Confira a entrevista completa abaixo:
IstoÉ Gente: Como foi voltar às novelas esse ano em “Renascer” após quase uma década?
Matheus Nachtergaele:
MN: Foi delicioso. Eu, como passo muito tempo dedicado a fazer filmes, senti bastante o abandono das pessoas das salas de cinema. Me pareceu tristonho e me levantou uma pulga atrás da orelha. Será que não é hora de ir de novo para dentro das casas, naquela tela mais cotidiana, mais antiga, que é a telenovela do Brasil? Sempre fazendo muitas séries, sempre faço televisão, mas novela não fazia há uma década, mais ou menos. Quando eu recebi o telefonema do Gustavo Fernandes, que eu conhecia do início da retomada do cinema brasileiro, Gustavo era o diretor artístico do projeto, e ele então me ligou e disse: “Olha, vai rolar o remake de ‘Renascer’, vai ser muito bonito, te garanto. Tem um personagem lindo que foi do seu Nelson Xavier, chamado Norberto, você quer fazer?” Sem ler a sinopse e sem ter visto “Renascer”, porque eu não vi, eu já trabalhava na época. Eu disse sim, disse sim, porque tinha acontecido a coincidência bonita, eu estava pensando se não era o caso de voltar a entrar cotidianamente na casa das pessoas, e recebi o telefonema do Gustavo, que eu admiro, e sabia que “Renascer” era um texto lindo do Benedito [Ruy Barbosa], papel que foi do Nelson Xavier, que é um dos atores, da formação de quem é um ator brasileiro de verdade, então eu fui e acho que fiz bem em topar, porque me pareceu que “Renascer”, por vários motivos, foi uma obra de arte a cada dia, todos os dias, no set de gravação, era um empenho artístico mesmo de todas as equipes, de todo o elenco para fazer, dar novela um negócio bonito, para entrar na casa das pessoas com cerimônia, sabe? E efetivamente naquele momento fez muito sentido para mim, nesse passado recente em que o brasileiro tinha abandonado as telas de cinema, foi muito gostoso ter feito “Renascer” com essa qualidade e ter estado de novo junto ao cotidiano das pessoas, isso fazia tempo que eu não fazia, e senti no dia seguinte da estreia da novela a alegria das pessoas ao meu redor, nas ruas, em estar me recebendo diariamente na casa delas, e aumentou a resposta bonita, faz bonito para eles, faz assim como cada dia é uma estreia nobre, sabe? Vocês não vão a Maomé, Maomé vai até vocês, vocês não vão mais até o cinema de arte, então a gente traz para vocês o que a gente tiver de melhor.
De quem foi a ideia de furar a quarta parede?
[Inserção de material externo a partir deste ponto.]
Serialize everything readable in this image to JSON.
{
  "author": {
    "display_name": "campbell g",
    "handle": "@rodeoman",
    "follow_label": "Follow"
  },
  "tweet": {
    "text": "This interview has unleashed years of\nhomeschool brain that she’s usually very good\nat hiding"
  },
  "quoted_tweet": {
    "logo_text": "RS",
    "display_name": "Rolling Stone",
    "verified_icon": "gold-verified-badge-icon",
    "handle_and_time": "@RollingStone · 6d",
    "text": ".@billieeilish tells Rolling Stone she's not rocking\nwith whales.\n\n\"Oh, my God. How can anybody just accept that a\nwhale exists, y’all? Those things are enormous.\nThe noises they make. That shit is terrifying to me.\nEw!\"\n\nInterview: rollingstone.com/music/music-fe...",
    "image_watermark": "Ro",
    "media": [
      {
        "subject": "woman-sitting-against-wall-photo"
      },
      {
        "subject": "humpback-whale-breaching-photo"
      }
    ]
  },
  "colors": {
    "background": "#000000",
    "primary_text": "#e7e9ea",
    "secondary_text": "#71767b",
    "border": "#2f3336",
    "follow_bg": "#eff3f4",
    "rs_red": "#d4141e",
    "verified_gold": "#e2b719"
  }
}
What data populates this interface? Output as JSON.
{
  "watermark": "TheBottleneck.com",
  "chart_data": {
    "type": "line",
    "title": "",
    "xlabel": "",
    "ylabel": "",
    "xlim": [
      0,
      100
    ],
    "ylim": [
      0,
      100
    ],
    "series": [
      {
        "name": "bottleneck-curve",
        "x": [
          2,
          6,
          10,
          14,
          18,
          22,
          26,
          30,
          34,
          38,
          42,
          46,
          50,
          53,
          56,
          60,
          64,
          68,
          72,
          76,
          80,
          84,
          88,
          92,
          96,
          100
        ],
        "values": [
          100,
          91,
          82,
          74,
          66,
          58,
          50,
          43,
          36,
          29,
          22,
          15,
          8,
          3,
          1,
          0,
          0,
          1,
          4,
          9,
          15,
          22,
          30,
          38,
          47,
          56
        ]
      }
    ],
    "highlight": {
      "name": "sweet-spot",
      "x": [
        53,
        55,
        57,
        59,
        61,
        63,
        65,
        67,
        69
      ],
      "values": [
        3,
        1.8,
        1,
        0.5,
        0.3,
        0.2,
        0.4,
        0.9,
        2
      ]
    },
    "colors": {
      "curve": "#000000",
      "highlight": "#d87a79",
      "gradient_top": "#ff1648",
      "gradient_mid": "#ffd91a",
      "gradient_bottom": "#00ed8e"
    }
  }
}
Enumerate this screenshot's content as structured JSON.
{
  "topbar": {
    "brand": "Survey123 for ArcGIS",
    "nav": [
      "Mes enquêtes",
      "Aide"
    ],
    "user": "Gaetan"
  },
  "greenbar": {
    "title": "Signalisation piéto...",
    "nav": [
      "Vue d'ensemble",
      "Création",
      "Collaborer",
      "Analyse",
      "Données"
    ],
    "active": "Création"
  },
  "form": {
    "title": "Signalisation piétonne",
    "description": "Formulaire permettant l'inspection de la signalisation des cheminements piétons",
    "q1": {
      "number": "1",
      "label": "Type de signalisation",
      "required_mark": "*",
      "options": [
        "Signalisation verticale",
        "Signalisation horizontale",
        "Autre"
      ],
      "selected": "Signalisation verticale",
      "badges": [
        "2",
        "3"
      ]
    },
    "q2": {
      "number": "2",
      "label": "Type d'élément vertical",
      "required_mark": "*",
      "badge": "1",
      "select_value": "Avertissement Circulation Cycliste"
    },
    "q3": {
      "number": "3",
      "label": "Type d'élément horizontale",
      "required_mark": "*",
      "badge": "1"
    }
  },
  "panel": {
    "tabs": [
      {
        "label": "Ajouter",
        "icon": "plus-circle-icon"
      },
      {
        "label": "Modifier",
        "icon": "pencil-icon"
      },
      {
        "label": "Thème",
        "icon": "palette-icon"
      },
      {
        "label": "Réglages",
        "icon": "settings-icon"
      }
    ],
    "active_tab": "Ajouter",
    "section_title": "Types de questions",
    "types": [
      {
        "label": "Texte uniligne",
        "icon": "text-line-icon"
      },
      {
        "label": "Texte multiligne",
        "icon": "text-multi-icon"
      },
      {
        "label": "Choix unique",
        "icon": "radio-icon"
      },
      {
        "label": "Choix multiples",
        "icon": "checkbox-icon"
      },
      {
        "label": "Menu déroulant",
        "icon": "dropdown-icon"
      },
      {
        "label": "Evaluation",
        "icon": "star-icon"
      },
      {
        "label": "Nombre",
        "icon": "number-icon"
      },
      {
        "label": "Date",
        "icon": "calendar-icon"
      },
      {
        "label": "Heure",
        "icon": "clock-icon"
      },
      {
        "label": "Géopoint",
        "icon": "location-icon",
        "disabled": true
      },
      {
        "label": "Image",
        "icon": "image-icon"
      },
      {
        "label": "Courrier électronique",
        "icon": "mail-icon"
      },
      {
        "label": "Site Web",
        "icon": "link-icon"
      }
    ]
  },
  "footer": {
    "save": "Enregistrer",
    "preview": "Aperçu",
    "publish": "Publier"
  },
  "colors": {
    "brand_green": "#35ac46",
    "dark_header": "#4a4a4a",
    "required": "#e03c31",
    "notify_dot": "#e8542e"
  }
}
MN: Eu sugeri e todos os diretores abarcaram a ideia, que é um procedimento que se faz bastante em comédia, bastante em cinema, não é nenhuma novidade, mas em uma novela das 20h, que não é uma novela cômica, nem eu era de um núcleo cômico exatamente, isso poderia ser uma questão, então eu propus para todos. Foi no segundo dia de gravação, eu falei, cara o Norberto é um fofoqueiro, a vida passa diante dos olhos dele, naquela venda todos os personagens vão passar pelo Norberto, o Norberto vai ter uma história de amor muito curta, a Jacutinga vai embora logo e ele vai ser um cara do amor perdido e eu acho que os textos dele parecem que pedem que ele comente com a câmera, porque era sempre uma conclusão de fofoqueiro, era um comentário sobre a história e sobre cada personagem, eu estava nesse dia com Valtinho Carvalho, que é um mestre do cinema, eu falei:
“Valtinho, está me dando uma vontade de falar com o público”. Como o Valtinho fotografava muitos filmes que eu fiz com o Cláudio Assis e no cinema do Cláudio Assis eu sempre quebrava a parede em um momento escolhido, eu cheguei para ele e disse: “Essa novela é tão cinematográfica, será que isso também a gente pode arriscar?” Valtinho pediu licença, foi ligar para o Gustavo, falou: “Mateusinho está aqui no set, doido para olhar para a câmera e a resposta foi: olhe quando quiser”. Dias depois os capítulos começaram a chegar com o Bruno Luperi já dizendo “Norberto olha para a câmera e diz”.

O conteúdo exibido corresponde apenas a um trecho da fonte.